The most popular application of this form of transfer learning is deep learning.
- EXTRACTION OF FEATURES
Another option is to utilise deep learning to identify the optimum representation of your problem, which comprises identifying the key features. This method is known as representation learning, and it can often produce significantly better results than hand-designed representations.
Feature creation in machine learning is mainly done by hand by researchers and domain specialists. Deep learning, fortunately, can extract features automatically. Of course, this does not diminish the importance of feature engineering and domain knowledge; you must still choose which features to include in your network.
Neural networks, on the other hand, have the ability to learn which features are critical and which aren’t. Even for complicated tasks that would otherwise necessitate a lot of human effort, a representation learning algorithm can find a decent combination of characteristics in a short amount of time.
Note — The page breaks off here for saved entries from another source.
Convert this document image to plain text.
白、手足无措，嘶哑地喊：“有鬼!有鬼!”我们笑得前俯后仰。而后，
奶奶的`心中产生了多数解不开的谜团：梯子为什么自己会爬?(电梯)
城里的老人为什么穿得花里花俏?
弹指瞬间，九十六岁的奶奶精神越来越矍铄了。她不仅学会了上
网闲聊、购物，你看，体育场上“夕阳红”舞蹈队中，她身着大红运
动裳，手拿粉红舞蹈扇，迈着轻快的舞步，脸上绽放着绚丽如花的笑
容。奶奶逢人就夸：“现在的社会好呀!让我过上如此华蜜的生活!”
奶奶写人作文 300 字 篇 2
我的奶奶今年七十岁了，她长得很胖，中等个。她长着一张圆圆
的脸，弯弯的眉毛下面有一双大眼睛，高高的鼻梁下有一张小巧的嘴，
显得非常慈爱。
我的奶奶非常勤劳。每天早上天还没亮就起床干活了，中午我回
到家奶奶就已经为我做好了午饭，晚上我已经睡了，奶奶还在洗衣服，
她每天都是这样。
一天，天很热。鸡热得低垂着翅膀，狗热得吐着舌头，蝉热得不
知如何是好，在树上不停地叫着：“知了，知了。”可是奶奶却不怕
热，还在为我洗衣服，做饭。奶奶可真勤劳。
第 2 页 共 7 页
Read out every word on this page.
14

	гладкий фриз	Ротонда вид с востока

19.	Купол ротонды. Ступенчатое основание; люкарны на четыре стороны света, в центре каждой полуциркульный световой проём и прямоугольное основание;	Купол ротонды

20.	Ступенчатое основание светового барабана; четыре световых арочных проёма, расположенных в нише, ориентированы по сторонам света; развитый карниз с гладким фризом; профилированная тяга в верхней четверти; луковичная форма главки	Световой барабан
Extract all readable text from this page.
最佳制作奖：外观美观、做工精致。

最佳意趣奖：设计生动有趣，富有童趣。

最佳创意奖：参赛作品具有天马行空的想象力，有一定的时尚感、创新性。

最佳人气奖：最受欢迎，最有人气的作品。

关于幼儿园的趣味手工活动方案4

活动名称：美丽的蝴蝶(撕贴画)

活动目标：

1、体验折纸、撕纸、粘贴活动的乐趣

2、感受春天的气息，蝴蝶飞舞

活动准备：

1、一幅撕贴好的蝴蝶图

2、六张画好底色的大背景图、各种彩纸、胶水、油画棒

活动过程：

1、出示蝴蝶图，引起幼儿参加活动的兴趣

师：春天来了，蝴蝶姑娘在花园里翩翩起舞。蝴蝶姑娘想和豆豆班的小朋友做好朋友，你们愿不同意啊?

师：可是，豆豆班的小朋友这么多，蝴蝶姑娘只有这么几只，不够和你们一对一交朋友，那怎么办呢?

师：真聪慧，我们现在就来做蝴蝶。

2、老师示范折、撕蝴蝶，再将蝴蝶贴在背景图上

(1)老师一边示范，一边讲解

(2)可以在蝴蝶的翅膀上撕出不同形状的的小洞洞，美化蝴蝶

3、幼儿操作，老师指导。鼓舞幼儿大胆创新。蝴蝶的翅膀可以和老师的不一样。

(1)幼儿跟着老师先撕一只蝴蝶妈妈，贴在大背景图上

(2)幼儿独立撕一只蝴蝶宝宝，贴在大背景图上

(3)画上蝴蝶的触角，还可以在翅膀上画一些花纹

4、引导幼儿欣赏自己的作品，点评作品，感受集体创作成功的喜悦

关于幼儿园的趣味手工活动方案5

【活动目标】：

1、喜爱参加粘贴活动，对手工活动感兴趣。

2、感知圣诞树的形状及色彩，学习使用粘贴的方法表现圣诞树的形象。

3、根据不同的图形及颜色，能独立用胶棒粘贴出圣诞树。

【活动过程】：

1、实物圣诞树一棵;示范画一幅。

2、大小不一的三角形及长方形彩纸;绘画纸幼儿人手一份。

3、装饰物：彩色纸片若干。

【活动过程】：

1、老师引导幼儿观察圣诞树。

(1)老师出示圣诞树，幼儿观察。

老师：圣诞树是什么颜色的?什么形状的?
The learned representation can then be applied to a variety of other challenges. Simply utilise the initial layers to find the appropriate feature representation but avoid using the network’s output because it is too task-specific. Instead, send data into your network and output it through one of the intermediate layers.
The raw data can then be understood as a representation of this layer.
This method is commonly used in computer vision since it can shrink your dataset, reducing computation time and making it more suited for classical algorithms.